According to him, for the 2015 financial year, turnover grew by 43 per cent to N16.2 billion, while profit after tax rose 11 per cent to N2.1 billion.
“The overall financial stability continued to remain strong with N2.5 billion of cash and its equivalents as reserves. We achieved this by becoming more customer focused, managing our costs and improving our efficiencies,” he said. Dangote resigned as the chairman of the company at the AGM.

New chairman
Mrs. Yemisi Ayeni is the new chairman of Nascon. Ayeni is the immediate past Managing Director of Shell Nigeria Closed Pension Fund Administration Limited, a position she held for 10 years. She was recently appointed a non-executive director on the board of Stanbic IBTC Pension Managers Limited. A graduate of Accounting and Business Finance from the University of Manchester, United Kingdom, she is also a member of the Institute of Chartered Accountants in England and Wales. In her address to the shareholders, Ayeni said it was an honour to succeed Dangote. According to her, Dangote’s passionate and dedicated leadership has re-positioned Nascon as not just undisputed market leader in salt refining and distribution but also a producer of other food-related products.

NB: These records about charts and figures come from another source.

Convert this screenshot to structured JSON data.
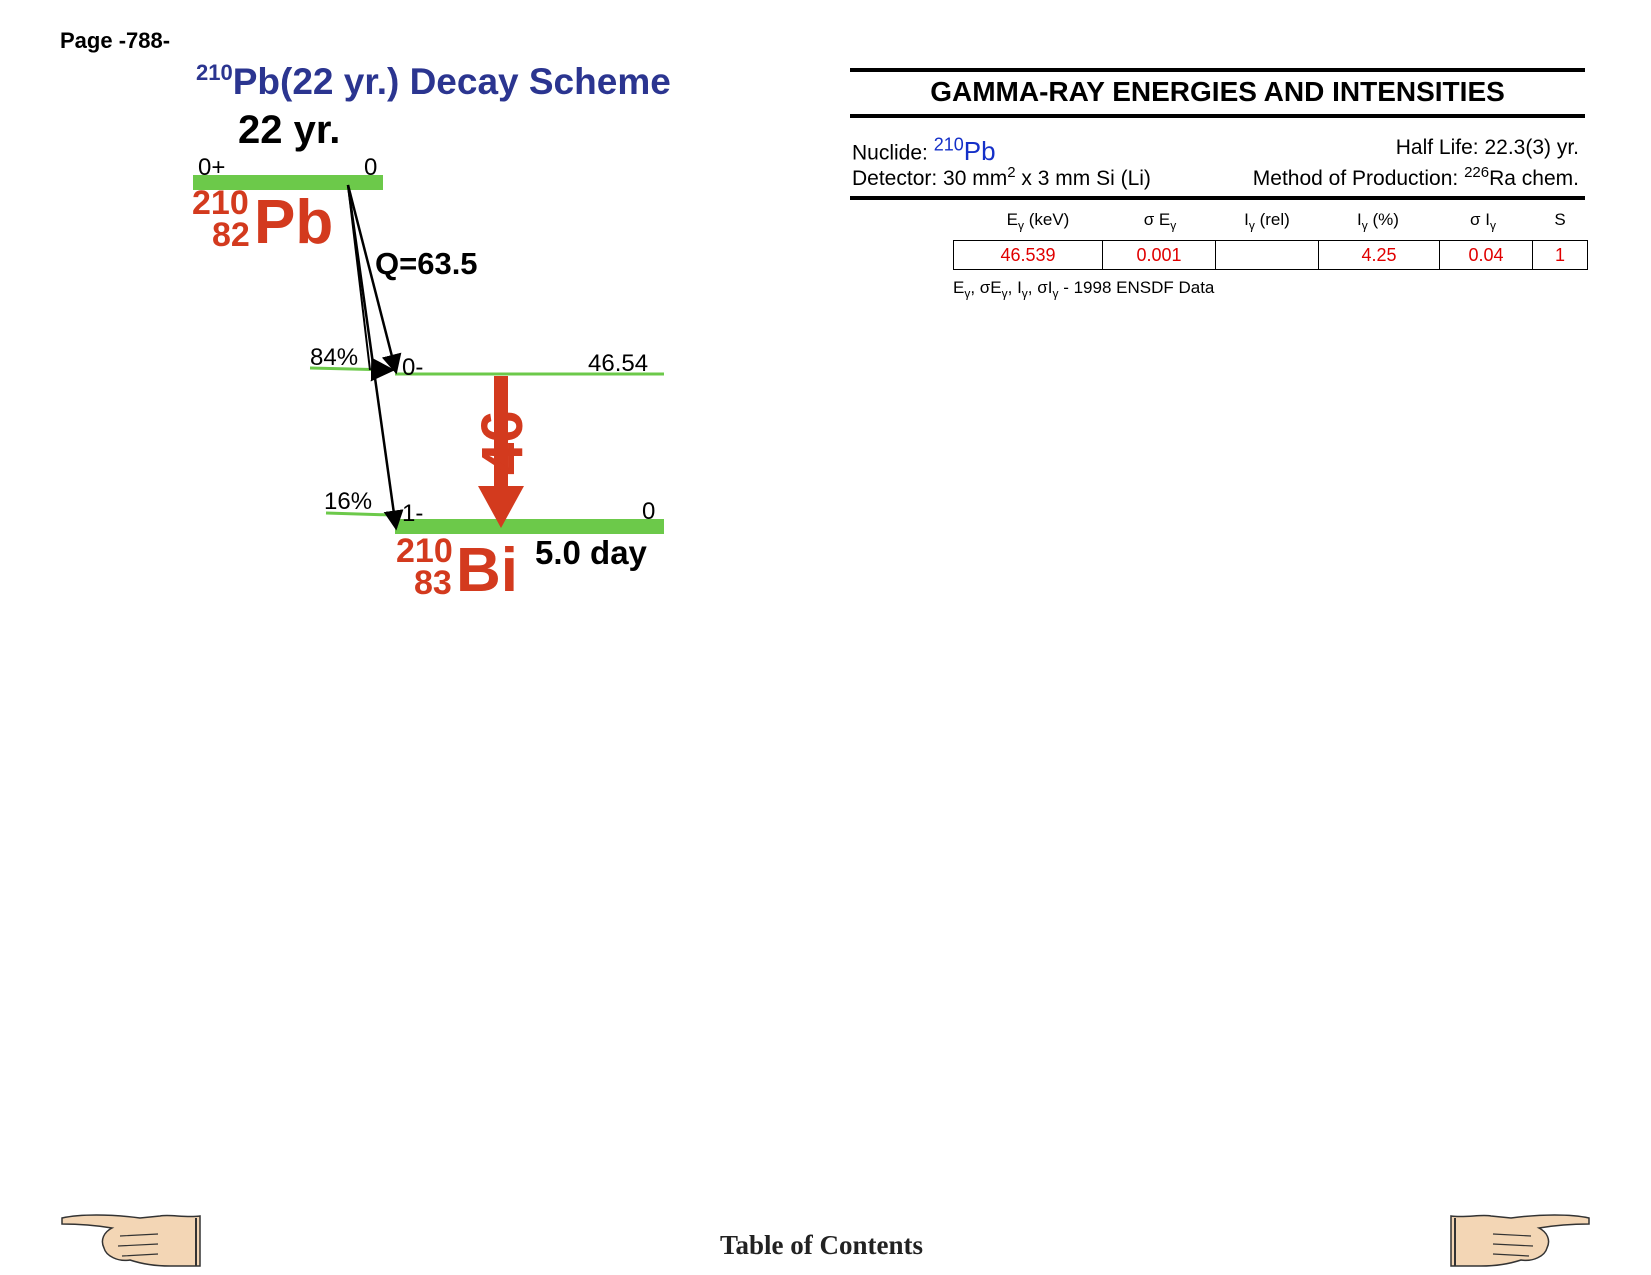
{
  "page": {
    "label": "Page -788-"
  },
  "scheme": {
    "title_sup": "210",
    "title_main": "Pb(22 yr.) Decay Scheme",
    "parent_halflife": "22 yr.",
    "parent_spin": "0+",
    "parent_energy": "0",
    "parent": {
      "mass": "210",
      "atomic": "82",
      "symbol": "Pb"
    },
    "q_value": "Q=63.5",
    "level1": {
      "spin": "0-",
      "energy": "46.54",
      "branch": "84%"
    },
    "level0": {
      "spin": "1-",
      "energy": "0",
      "branch": "16%"
    },
    "gamma_label": "46",
    "daughter": {
      "mass": "210",
      "atomic": "83",
      "symbol": "Bi"
    },
    "daughter_halflife": "5.0 day",
    "colors": {
      "title": "#2b3590",
      "nuclide": "#d33a1e",
      "level": "#6cc94a",
      "arrow": "#d33a1e"
    }
  },
  "gamma": {
    "title": "GAMMA-RAY ENERGIES AND INTENSITIES",
    "nuclide_label": "Nuclide:",
    "nuclide_sup": "210",
    "nuclide_sym": "Pb",
    "halflife_label": "Half Life: 22.3(3) yr.",
    "detector_pre": "Detector: 30 mm",
    "detector_sup": "2",
    "detector_post": " x 3 mm Si (Li)",
    "production_pre": "Method of Production: ",
    "production_sup": "226",
    "production_post": "Ra chem.",
    "columns": [
      "Eγ (keV)",
      "σ Eγ",
      "Iγ (rel)",
      "Iγ (%)",
      "σ Iγ",
      "S"
    ],
    "rows": [
      {
        "e": "46.539",
        "se": "0.001",
        "irel": "",
        "ipct": "4.25",
        "si": "0.04",
        "s": "1"
      }
    ],
    "note_source": "1998 ENSDF Data"
  },
  "footer": {
    "toc": "Table of Contents"
  },
  "icons": {
    "left": "pointing-hand-left-icon",
    "right": "pointing-hand-right-icon"
  }
}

Ayeni said going forward, the company would continue to invest appropriately in existing and new products lines to achieve its strategy of growing revenues within the context of improved profit margins and enhanced shareholder returns.
“We will ensure we conclude ongoing plant upgrades that will enhance the efficiency of the production lines and guarantee consistently high product standards,” Ayeni said.

Performance forecast
Considering some favourable factors including large and increasing market size, favourable federal government policy, leverage on existing distribution network, positive brand image, relationship with numerous subsidiaries and related companies, increased volume and prices and diversification into other products, FSDH has made a robust forecast for the company’s future performance.

According to the analysts, looking at the company’s medium and long-term outlook, they are of the opinion that the impact of the factors would be higher on both the revenue and the profitability of the company.

“We therefore estimate a turnover of N21.87 billion, N30.22 billion, N43.27 billion, N59.37 billion and N80.85 billion for the periods ending December 2016, 2017, 2018, 2019 and 2020,” they said. The analysts projected PBT of N3.45 billion, N5.35 billion, N7.92 billion, N10.89 billion and N14.84 billion and PAT of N2.33 billion, N3.61 billion, N5.35 billion, N7.35 billion, and N10.03 billion for the respective years.